December 08, 2007

Sleuth

If you just think about
remaking Jaws: The Revenge...

Grade: C –
Starring: Michael Caine and Jude Law
MPAA Rating: R
Running Time: 1 hour, 26 minutes

Perhaps Redux might be a more appropriate – and equally banal – title for the 2007 incarnation of “Sleuth.” This is director Kenneth Branagh’s revision of Joseph L. Mankiewicz’s 1972 prestige act of the same name, itself adapted from Anthony Shaffer’s Tony Award-winning play. Michael Caine, who costarred alongside Laurence Olivier in the 1972 film, assumes Olivier’s part of millionaire mystery novelist Andrew Wyke in Sleuth 2.0, while Jude Law takes on Caine’s erstwhile role of unemployed actor Milo Tindle. And, oh, after 2006’s Alfie, this is the second time Law has reprised a Michael Caine film role.

Moreover, while we always operated on the assumption that Branagh’s directorial career was focused primarily on film adaptations of Shakespeare plays, the larger truth seems to also include his aim to remake as many Olivier-starring vehicles as possible (Henry V, Hamlet, and As You Like It previously). The unfortunate reality is that, outside the realm of the Bard, Branagh has never fully realized the filmmaking potential he flashed sixteen years ago in Dead Again, the underrated, Scott Frank-penned neo-noir.

Even sadder is the fact that all these confluences and coincidences are the most interesting reasons to watch Sleuth. The crux of Shaffer’s original remains intact: the older Milo invites upstart Andrew, who is embroiled in a romantic relationship with Milo’s estranged wife, to his country estate. There, Milo proposes a scheme wherein Andrew would carry out a phony heist of Milo’s priceless jewels; Andrew could keep the gems, and Milo would pocket the insurance proceeds. Milo harbors more diabolical intentions, and suffice it to say that each man engages in a course of humiliations and reprisals against their foil. Any further elucidation would only spoil the plot for any hapless souls who subject themselves to this claptrap.

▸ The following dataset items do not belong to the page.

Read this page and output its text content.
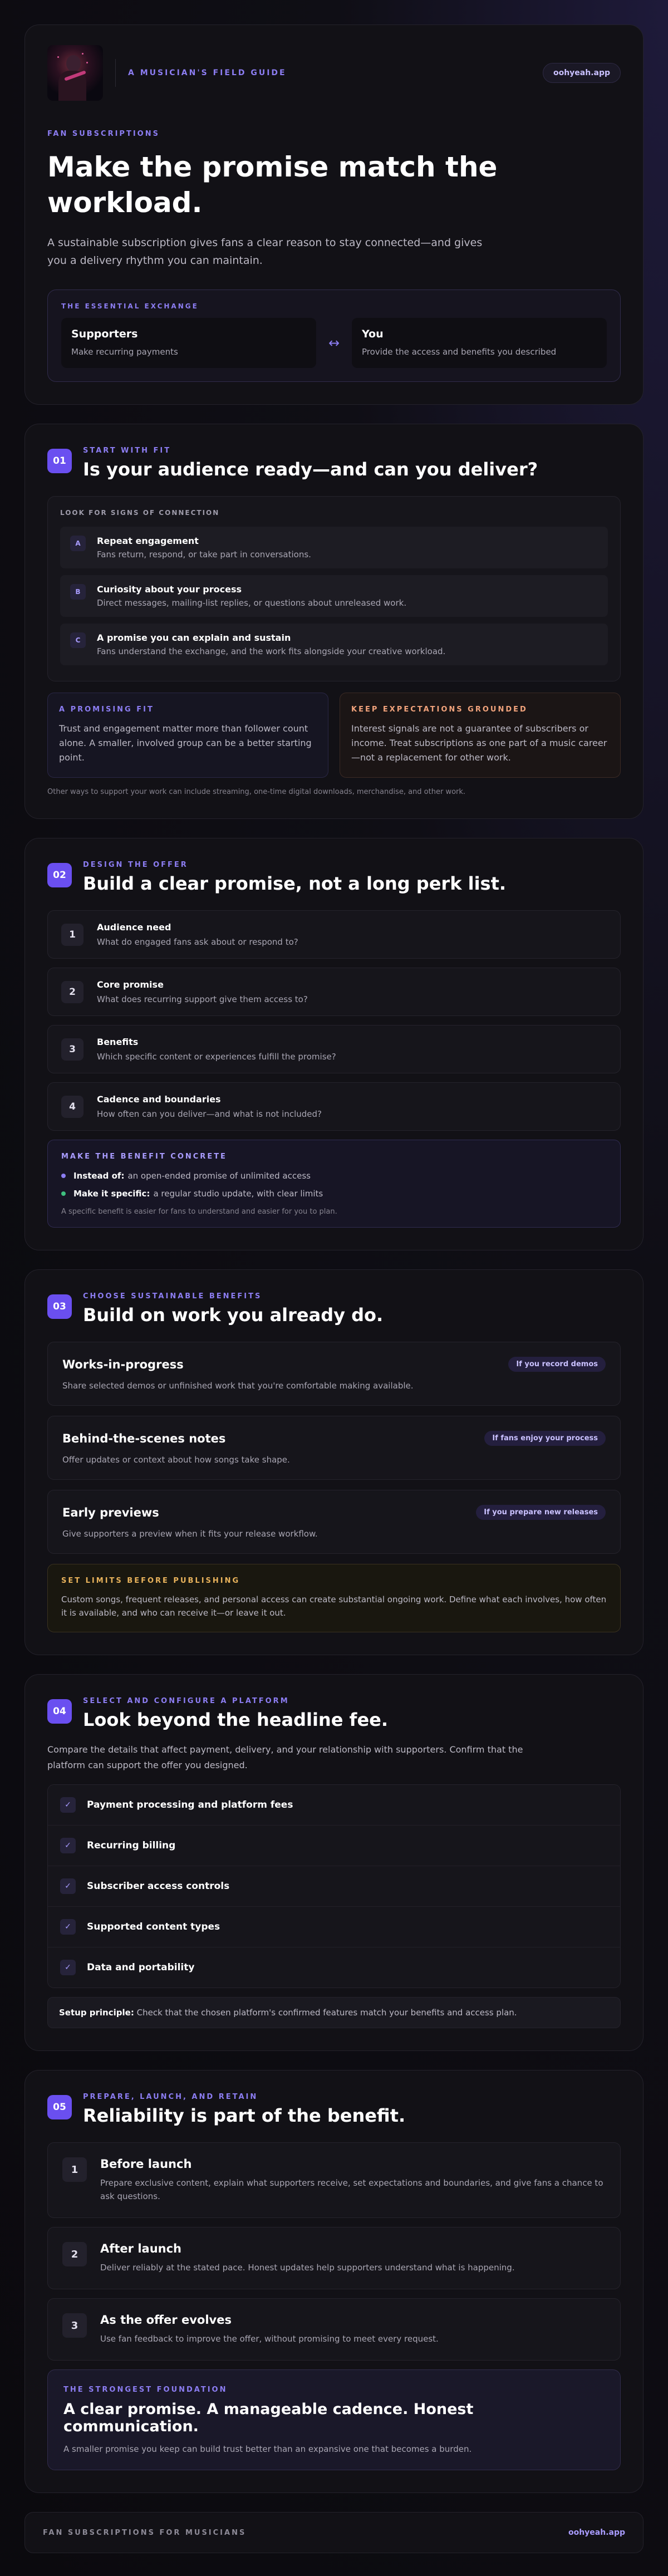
A MUSICIAN'S FIELD GUIDE	oohyeah.app
FAN SUBSCRIPTIONS
Make the promise match the workload.

A sustainable subscription gives fans a clear reason to stay connected—and gives you a delivery rhythm you can maintain.

THE ESSENTIAL EXCHANGE
Supporters
Make recurring payments
↔
You
Provide the access and benefits you described
01
START WITH FIT
Is your audience ready—and can you deliver?
LOOK FOR SIGNS OF CONNECTION
A	Repeat engagement
Fans return, respond, or take part in conversations.
B	Curiosity about your process
Direct messages, mailing-list replies, or questions about unreleased work.
C	A promise you can explain and sustain
Fans understand the exchange, and the work fits alongside your creative workload.
A PROMISING FIT

Trust and engagement matter more than follower count alone. A smaller, involved group can be a better starting point.

KEEP EXPECTATIONS GROUNDED

Interest signals are not a guarantee of subscribers or income. Treat subscriptions as one part of a music career—not a replacement for other work.

Other ways to support your work can include streaming, one-time digital downloads, merchandise, and other work.
02
DESIGN THE OFFER
Build a clear promise, not a long perk list.
1
Audience need
What do engaged fans ask about or respond to?
2
Core promise
What does recurring support give them access to?
3
Benefits
Which specific content or experiences fulfill the promise?
4
Cadence and boundaries
How often can you deliver—and what is not included?
MAKE THE BENEFIT CONCRETE
Instead of: an open-ended promise of unlimited access
Make it specific: a regular studio update, with clear limits
A specific benefit is easier for fans to understand and easier for you to plan.
03
CHOOSE SUSTAINABLE BENEFITS
Build on work you already do.
Works-in-progress	If you record demos
Share selected demos or unfinished work that you're comfortable making available.
Behind-the-scenes notes	If fans enjoy your process
Offer updates or context about how songs take shape.
Early previews	If you prepare new releases
Give supporters a preview when it fits your release workflow.
SET LIMITS BEFORE PUBLISHING

Custom songs, frequent releases, and personal access can create substantial ongoing work. Define what each involves, how often it is available, and who can receive it—or leave it out.

04
SELECT AND CONFIGURE A PLATFORM
Look beyond the headline fee.

Compare the details that affect payment, delivery, and your relationship with supporters. Confirm that the platform can support the offer you designed.

✓	Payment processing and platform fees
✓	Recurring billing
✓	Subscriber access controls
✓	Supported content types
✓	Data and portability
Setup principle: Check that the chosen platform's confirmed features match your benefits and access plan.
05
PREPARE, LAUNCH, AND RETAIN
Reliability is part of the benefit.
1	Before launch
Prepare exclusive content, explain what supporters receive, set expectations and boundaries, and give fans a chance to ask questions.
2	After launch
Deliver reliably at the stated pace. Honest updates help supporters understand what is happening.
3	As the offer evolves
Use fan feedback to improve the offer, without promising to meet every request.
THE STRONGEST FOUNDATION
A clear promise. A manageable cadence. Honest communication.

A smaller promise you keep can build trust better than an expansive one that becomes a burden.

FAN SUBSCRIPTIONS FOR MUSICIANS	oohyeah.app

Nobel laureate playwright Harold Pinter, tabbed with updating the screenplay for modern audiences, amps the venom of the verbal jousting, emphasizes Milo’s Italian heritage, and fleshes out an incongruous homoerotic subtext. However, these pointless exertions still provide us with two unlikable characters struck with chronic logorrhea and confined to a hyper-mod milieu that Branagh infuses with dark blue hues, reflective surfaces, and other visual gewgaws.

The allure of two fine actors engaged in oral tug-of-war may entice some audiences. However, Caine may as well be taping another installment in his “Acting in Film” video series, while Law impersonates a shrill, preening poodle paddling wildly to keep his head above the thespian riptide. Sleuth fails to solve the biggest mystery of all: why this movie was greenlit in the first place.